Thousands left homeless by latest Italian earthquakes
Italians demanded that more money be spent on making buildings resistant to earthquakes, as the country counted the cost yesterday of twin quakes that reduced villages in the Apennines to rubble and left thousands homeless.
Several thousand people were preparing to spend a second night in community halls, sports centres or in their cars after the earthquakes struck within two hours of each other on Wednesday evening.
The second quake was the most powerful, measuring 5.9 in magnitude.
Casualties were far less severe than two months ago, when a 6.0 magnitude earthquake hit a string of villages in central Italy, leaving nearly 300 people dead.
This time, only one person died - a 73-year-old man who had a heart attack, brought on by shock. A few dozen people were treated for injuries.
Wounded
Matteo Renzi, the prime minister, cancelled engagements and travelled to the town of Camerino in the Marche region to meet some of the 3,000 people who have been left homeless. "Italy is wounded, but will not be bowed," he said.

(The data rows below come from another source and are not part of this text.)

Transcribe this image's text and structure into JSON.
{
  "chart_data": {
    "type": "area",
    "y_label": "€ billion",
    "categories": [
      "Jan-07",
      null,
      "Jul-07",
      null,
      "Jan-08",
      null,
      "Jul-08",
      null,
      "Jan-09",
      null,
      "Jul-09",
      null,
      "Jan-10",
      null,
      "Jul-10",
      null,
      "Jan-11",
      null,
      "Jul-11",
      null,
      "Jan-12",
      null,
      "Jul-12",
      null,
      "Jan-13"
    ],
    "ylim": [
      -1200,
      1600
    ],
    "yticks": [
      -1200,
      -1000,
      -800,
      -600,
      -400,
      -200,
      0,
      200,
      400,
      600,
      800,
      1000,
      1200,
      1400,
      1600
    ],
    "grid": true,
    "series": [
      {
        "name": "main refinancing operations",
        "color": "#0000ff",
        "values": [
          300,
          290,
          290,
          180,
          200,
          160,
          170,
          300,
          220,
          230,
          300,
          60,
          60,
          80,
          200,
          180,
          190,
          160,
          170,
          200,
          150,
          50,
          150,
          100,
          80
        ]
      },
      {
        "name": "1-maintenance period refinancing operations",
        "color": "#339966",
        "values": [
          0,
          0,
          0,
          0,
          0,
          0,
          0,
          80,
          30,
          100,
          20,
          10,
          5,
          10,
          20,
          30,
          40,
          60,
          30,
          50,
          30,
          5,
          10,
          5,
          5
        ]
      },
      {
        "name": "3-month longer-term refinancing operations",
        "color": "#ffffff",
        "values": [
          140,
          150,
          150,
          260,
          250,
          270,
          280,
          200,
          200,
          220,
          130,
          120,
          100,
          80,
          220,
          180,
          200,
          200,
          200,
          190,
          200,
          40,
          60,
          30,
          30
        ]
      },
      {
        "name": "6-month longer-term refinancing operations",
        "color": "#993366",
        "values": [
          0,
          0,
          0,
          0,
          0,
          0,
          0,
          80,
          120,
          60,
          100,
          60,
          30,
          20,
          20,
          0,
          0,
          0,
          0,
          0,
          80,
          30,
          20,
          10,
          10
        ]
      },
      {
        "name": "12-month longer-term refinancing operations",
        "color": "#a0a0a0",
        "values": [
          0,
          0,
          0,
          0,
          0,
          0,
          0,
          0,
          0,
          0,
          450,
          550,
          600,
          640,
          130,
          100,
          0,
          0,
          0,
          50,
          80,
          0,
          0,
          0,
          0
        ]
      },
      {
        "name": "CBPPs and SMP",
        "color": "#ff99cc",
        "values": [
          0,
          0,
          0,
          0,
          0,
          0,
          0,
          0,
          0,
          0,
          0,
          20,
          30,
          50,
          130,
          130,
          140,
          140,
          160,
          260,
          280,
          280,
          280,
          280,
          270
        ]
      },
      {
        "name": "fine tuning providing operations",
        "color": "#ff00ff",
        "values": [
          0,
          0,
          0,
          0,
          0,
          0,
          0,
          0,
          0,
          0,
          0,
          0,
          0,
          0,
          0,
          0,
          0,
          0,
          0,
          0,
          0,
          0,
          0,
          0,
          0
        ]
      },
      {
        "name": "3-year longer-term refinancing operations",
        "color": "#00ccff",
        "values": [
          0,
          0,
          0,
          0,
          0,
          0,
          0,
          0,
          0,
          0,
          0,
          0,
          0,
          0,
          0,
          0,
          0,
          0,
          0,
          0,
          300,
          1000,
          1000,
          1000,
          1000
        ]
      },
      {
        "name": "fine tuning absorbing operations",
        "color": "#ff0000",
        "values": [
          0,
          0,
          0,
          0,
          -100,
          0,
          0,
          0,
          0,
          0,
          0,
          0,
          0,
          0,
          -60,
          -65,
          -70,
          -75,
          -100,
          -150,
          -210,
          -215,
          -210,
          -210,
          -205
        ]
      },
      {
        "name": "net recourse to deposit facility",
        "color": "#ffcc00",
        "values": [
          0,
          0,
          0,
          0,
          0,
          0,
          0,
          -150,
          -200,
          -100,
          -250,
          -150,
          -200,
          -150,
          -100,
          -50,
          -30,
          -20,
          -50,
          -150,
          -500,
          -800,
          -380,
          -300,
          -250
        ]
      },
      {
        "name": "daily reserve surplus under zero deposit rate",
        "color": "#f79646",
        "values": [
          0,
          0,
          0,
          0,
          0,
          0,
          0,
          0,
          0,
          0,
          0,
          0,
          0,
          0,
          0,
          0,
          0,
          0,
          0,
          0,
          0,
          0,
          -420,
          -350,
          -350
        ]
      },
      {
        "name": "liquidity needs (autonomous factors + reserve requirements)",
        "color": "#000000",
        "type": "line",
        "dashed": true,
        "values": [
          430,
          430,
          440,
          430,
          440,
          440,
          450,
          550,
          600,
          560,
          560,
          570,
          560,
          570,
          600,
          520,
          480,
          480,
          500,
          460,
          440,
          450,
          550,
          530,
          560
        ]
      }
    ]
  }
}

He pledged that the homeless would not have to live in tents through the winter months. "I'm optimistic that we can rebuild," he said.
Opposition politicians and ordinary Italians said the government needed to spend more money on quake-proofing buildings, rather than on other mooted projects such as building a suspension bridge across the Strait of Messina to connect the mainland to Sicily.
Mr Renzi revived the proposal last month, promising it would create tens of thousands of jobs, but there are fears it would cost billions of pounds and that funds would be siphoned off by mafia organisations.
"The only big project that this country needs is to make public buildings safe [from earthquakes]," said Paolo Ferrero, of the Leftist PRC party.
"Renzi should stop blathering on about the Messina Strait bridge and stump up the funds needed to prevent buildings from collapsing in the future."
He called for €20bn to be made available to quake-proof vulnerable buildings.
Geologists said Italy was such a seismically-active country that the only option was to learn to live with the threat by strengthening buildings.
The two quakes struck barely two hours apart so many people were out of harm's way before the second, more powerful quake hit.